De certa forma, a inscrição a preto ‘Carlos Cardoso Vive’ sobre o castanho do muro era contraditória. Efectivamente, na passada segunda-feira, quando se completaram 10 anos sobre o assassinato do editor do ‘Metical’, a escassez de pessoas, sobretudo de pessoas anónimas, espantaram-me sobremaneira.

Pessoalmente estava à espera de bem mais gente – não sei se ao todo chegariam a 100 – de que aquela que rendeu homenagem ao corajoso jornalista dez anos após a sua ignominiosa morte. Família sim, amigos sim, como já se esperava, mas gente anónima, povo pelo qual Carlos sempre se bateu e deu a sua vida contava-se pelos dedos da mão.

Colegas de profissão, poucos, diria mesmo, muito poucos. Gente representando a autarquia, da qual Cardoso foi membro, nem vivalma! Aliás, o único ‘contributo’ do município foi a passagem de dois fiscais uns dias antes para assegurar que os peões tinham espaço para passar entre o muro e o monumento e entre este e a berma da estrada, como se os outros passeios pela cidade fora estivessem um brinquinho.

Tal como a inscrição mural, também as palavras de Mia Couto pareceram contraditórias quando disse “por mais dez anos que passem Cardoso nunca será esquecido.”

Não será esquecido por aquela centena de familiares e amigos, mas pelos outros, já não direi o mesmo. Do sindicato de jornalistas (CNJ), órgão supostamente criado para defender os profi ssionais de comunicação social, nem sinal.

Do Gabinfo, entidade que regula os diversos órgãos, idem. De organizações da sociedade civil, idem. Do partido no poder ou do Governo então nem se fala.

Este alheamento popular pode ter três razões:

– Fraca divulgação. As pessoas não sabiam que a homenagem iria ter lugar por isso não foram.

– O facto de não se querer ficar associado à polémica figura de Carlos Cardoso, não se querer ser visto como um dos dele, tal como Pedro fez com Cristo.

– O facto de o moçambicano ser um povo sem causas, não havendo nada neste mundo capaz de o motivar para sair à rua.

Ao segundo caso chamarei cobardia, falsidade. Todos sabemos que o ponto de vista do Cardoso, é o correcto mas, por motivos de possíveis represálias, colocamos a cabeça debaixo da areia como a avestruz, fingindo que não vemos nada, ou seja, os tais desmandos, os tais roubos, as tais mentiras que ele tão veementemente combateu.

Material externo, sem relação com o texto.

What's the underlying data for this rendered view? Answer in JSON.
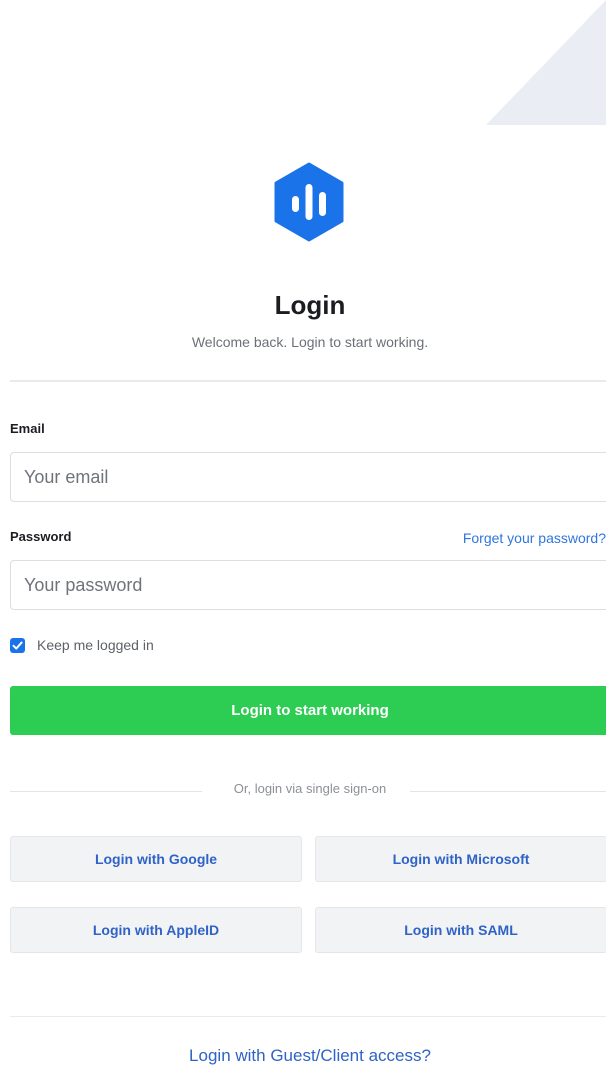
{
  "header": {
    "title": "Login",
    "subtitle": "Welcome back. Login to start working."
  },
  "form": {
    "email": {
      "label": "Email",
      "placeholder": "Your email",
      "value": ""
    },
    "password": {
      "label": "Password",
      "placeholder": "Your password",
      "value": "",
      "forgot_link": "Forget your password?"
    },
    "keep_logged_in": {
      "label": "Keep me logged in",
      "checked": true
    },
    "submit_label": "Login to start working"
  },
  "sso": {
    "divider_text": "Or, login via single sign-on",
    "buttons": [
      {
        "label": "Login with Google"
      },
      {
        "label": "Login with Microsoft"
      },
      {
        "label": "Login with AppleID"
      },
      {
        "label": "Login with SAML"
      }
    ]
  },
  "footer": {
    "guest_link": "Login with Guest/Client access?"
  },
  "colors": {
    "brand_blue": "#1a73e8",
    "primary_green": "#2dcc52",
    "link_blue": "#2f63c6",
    "decor_gray": "#eaedf4"
  },
  "icons": {
    "logo": "hexagon-bars-logo-icon",
    "checkbox": "checkmark-icon"
  }
}
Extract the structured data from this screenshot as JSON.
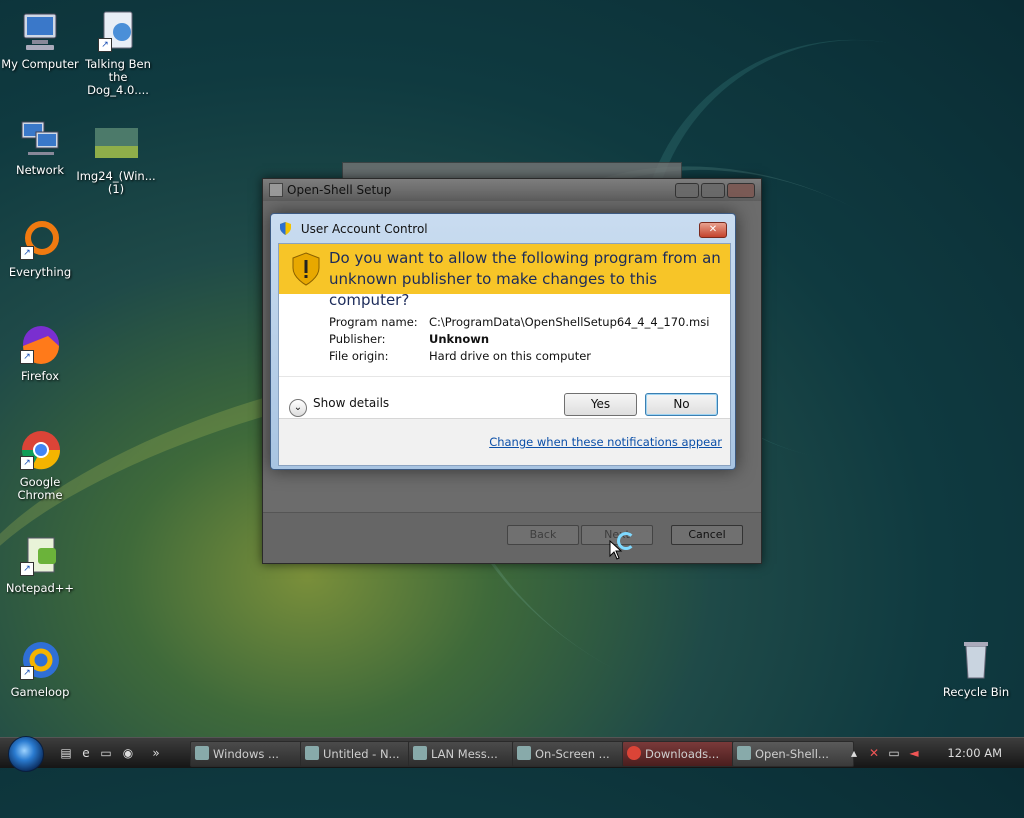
{
  "desktop": {
    "icons": [
      {
        "label": "My Computer",
        "icon": "computer-icon"
      },
      {
        "label": "Talking Ben the Dog_4.0....",
        "icon": "app-shortcut-icon"
      },
      {
        "label": "Network",
        "icon": "network-icon"
      },
      {
        "label": "Img24_(Win...(1)",
        "icon": "image-file-icon"
      },
      {
        "label": "Everything",
        "icon": "everything-icon"
      },
      {
        "label": "Firefox",
        "icon": "firefox-icon"
      },
      {
        "label": "Google Chrome",
        "icon": "chrome-icon"
      },
      {
        "label": "Notepad++",
        "icon": "notepadpp-icon"
      },
      {
        "label": "Gameloop",
        "icon": "gameloop-icon"
      },
      {
        "label": "Recycle Bin",
        "icon": "recycle-bin-icon"
      }
    ]
  },
  "setup_window": {
    "title": "Open-Shell Setup",
    "buttons": {
      "back": "Back",
      "next": "Next",
      "cancel": "Cancel"
    }
  },
  "uac": {
    "title": "User Account Control",
    "question_line1": "Do you want to allow the following program from an",
    "question_line2": "unknown publisher to make changes to this computer?",
    "program_name_label": "Program name:",
    "program_name_value": "C:\\ProgramData\\OpenShellSetup64_4_4_170.msi",
    "publisher_label": "Publisher:",
    "publisher_value": "Unknown",
    "file_origin_label": "File origin:",
    "file_origin_value": "Hard drive on this computer",
    "show_details": "Show details",
    "yes": "Yes",
    "no": "No",
    "change_link": "Change when these notifications appear",
    "accent_color": "#f7c528"
  },
  "taskbar": {
    "tasks": [
      "Windows ...",
      "Untitled - N...",
      "LAN Mess...",
      "On-Screen ...",
      "Downloads...",
      "Open-Shell..."
    ],
    "clock": "12:00 AM"
  }
}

O último caso é o dos ismos: comodismo, egoísmo, individualismo. Esgotámos o nosso espírito de causa com Samora Machel, naqueles primeiros dez anos de independência.

A partir de então, se calhar também porque já não sentíamos qualquer coacção para nos mobilizarmos, entrámos profundamente no espírito do deixa-andar, tipo não me incomodes que eu também não te incomodo, e… aburguesamo-nos na mentira, na hipocrisia, na falsidade, na falta de valores morais.

Gostaria de acreditar que a primeira razão, a fraca divulgação, fosse de facto a que mais tivesse concorrido para este alheamento, mas temo que sejam as outras duas.